The studies included in this review did not always report falls outcomes as recommended [43] and as such for some studies it was necessary to calculate effect sizes where data allowed. This, however, relies on secondary analysis based on reported data, as opposed to individual patient data, which may be subject to rounding error. That we had no access to participant-level data also meant that it was not possible to allow for over-dispersion when estimating study-specific rate ratios. Not all studies presented data in a way that could be used in the meta-analysis and were therefore only described. Injuries were rarely reported in the included studies, and could be considered a flaw in the original studies, and even when reported the definitions used were inconsistent.

The lack of observed statistical heterogeneity across studies examining the number of people that fell meant that we could not explore the potential sources of clinical heterogeneity using meta-regression techniques to identify the most effective combination of interventions. The heterogeneity across studies evaluating fall rate was due to a single study [33].

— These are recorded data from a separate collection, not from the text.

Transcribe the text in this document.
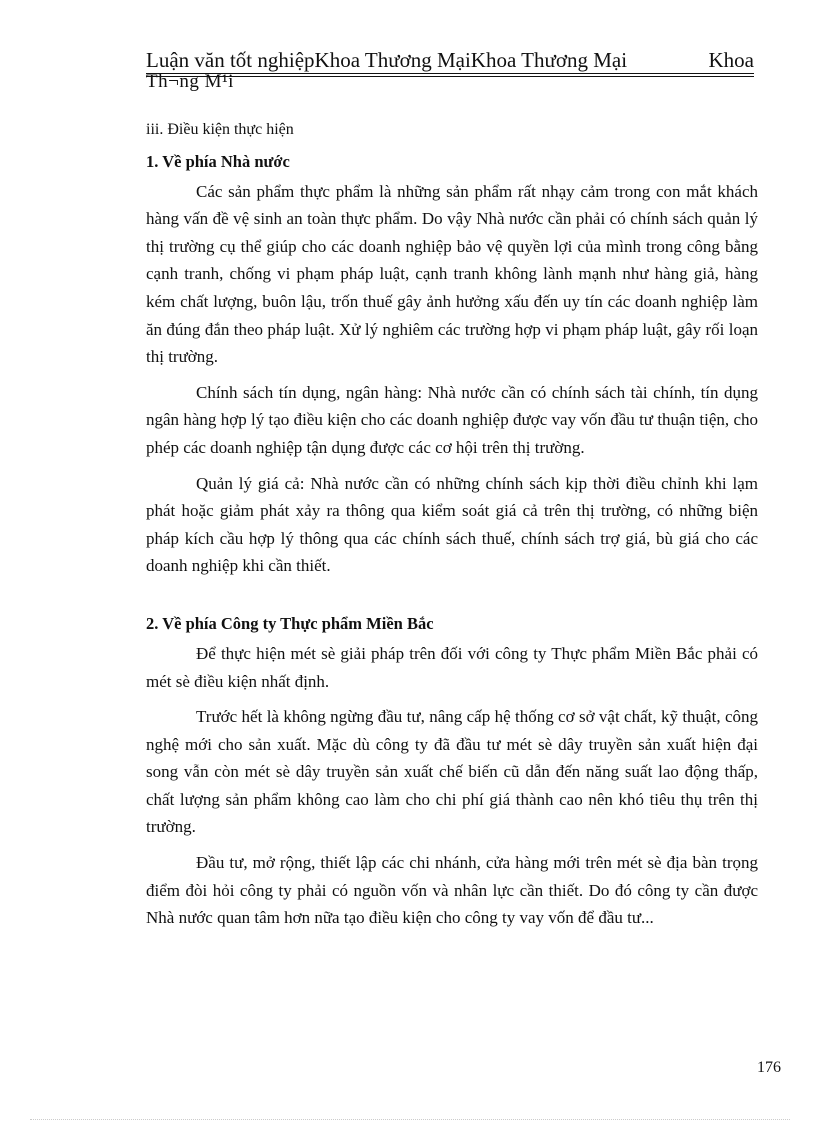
Luận văn tốt nghiệpKhoa Thương MạiKhoa Thương Mại	Khoa
Th¬ng M¹i
iii. Điều kiện thực hiện

1. Về phía Nhà nước

Các sản phẩm thực phẩm là những sản phẩm rất nhạy cảm trong con mắt khách hàng vấn đề vệ sinh an toàn thực phẩm. Do vậy Nhà nước cần phải có chính sách quản lý thị trường cụ thể giúp cho các doanh nghiệp bảo vệ quyền lợi của mình trong công bằng cạnh tranh, chống vi phạm pháp luật, cạnh tranh không lành mạnh như hàng giả, hàng kém chất lượng, buôn lậu, trốn thuế gây ảnh hưởng xấu đến uy tín các doanh nghiệp làm ăn đúng đắn theo pháp luật. Xử lý nghiêm các trường hợp vi phạm pháp luật, gây rối loạn thị trường.

Chính sách tín dụng, ngân hàng: Nhà nước cần có chính sách tài chính, tín dụng ngân hàng hợp lý tạo điều kiện cho các doanh nghiệp được vay vốn đầu tư thuận tiện, cho phép các doanh nghiệp tận dụng được các cơ hội trên thị trường.

Quản lý giá cả: Nhà nước cần có những chính sách kịp thời điều chỉnh khi lạm phát hoặc giảm phát xảy ra thông qua kiểm soát giá cả trên thị trường, có những biện pháp kích cầu hợp lý thông qua các chính sách thuế, chính sách trợ giá, bù giá cho các doanh nghiệp khi cần thiết.

2. Về phía Công ty Thực phẩm Miền Bắc

Để thực hiện mét sè giải pháp trên đối với công ty Thực phẩm Miền Bắc phải có mét sè điều kiện nhất định.

Trước hết là không ngừng đầu tư, nâng cấp hệ thống cơ sở vật chất, kỹ thuật, công nghệ mới cho sản xuất. Mặc dù công ty đã đầu tư mét sè dây truyền sản xuất hiện đại song vẫn còn mét sè dây truyền sản xuất chế biến cũ dẫn đến năng suất lao động thấp, chất lượng sản phẩm không cao làm cho chi phí giá thành cao nên khó tiêu thụ trên thị trường.

Đầu tư, mở rộng, thiết lập các chi nhánh, cửa hàng mới trên mét sè địa bàn trọng điểm đòi hỏi công ty phải có nguồn vốn và nhân lực cần thiết. Do đó công ty cần được Nhà nước quan tâm hơn nữa tạo điều kiện cho công ty vay vốn để đầu tư...

176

Implications for research and practice

There are a number of potential treatment options to reduce falls amongst older people and those at risk of falling, such as single, multifactorial and multiple component interventions but it remains unclear as to whether one approach is superior to others as there have been no head-to-head comparisons.

International and UK guidelines [9, 39, 44] give conflicting recommendations as to whether older people that have fallen or are at high risk of falling should receive multifactorial assessment and individually tailored interventions. Our review, however, shows that multiple component interventions (that are not individually tailored) appear to be effective at reducing both the number of older people that fall and the number of falls across general older and high risk populations and should therefore be considered as an option for future service delivery, particularly as individually tailored programmes are resource intensive. Future research to compare these different approaches, particularly in terms of cost-effectiveness should be considered.

Conclusions

This systematic review and meta-analysis of randomised controlled trials found evidence that multiple component interventions that are not tailored to individually assessed risk factors are effective at reducing both the number of people that fall and the fall rate. This approach should be considered as a service delivery option.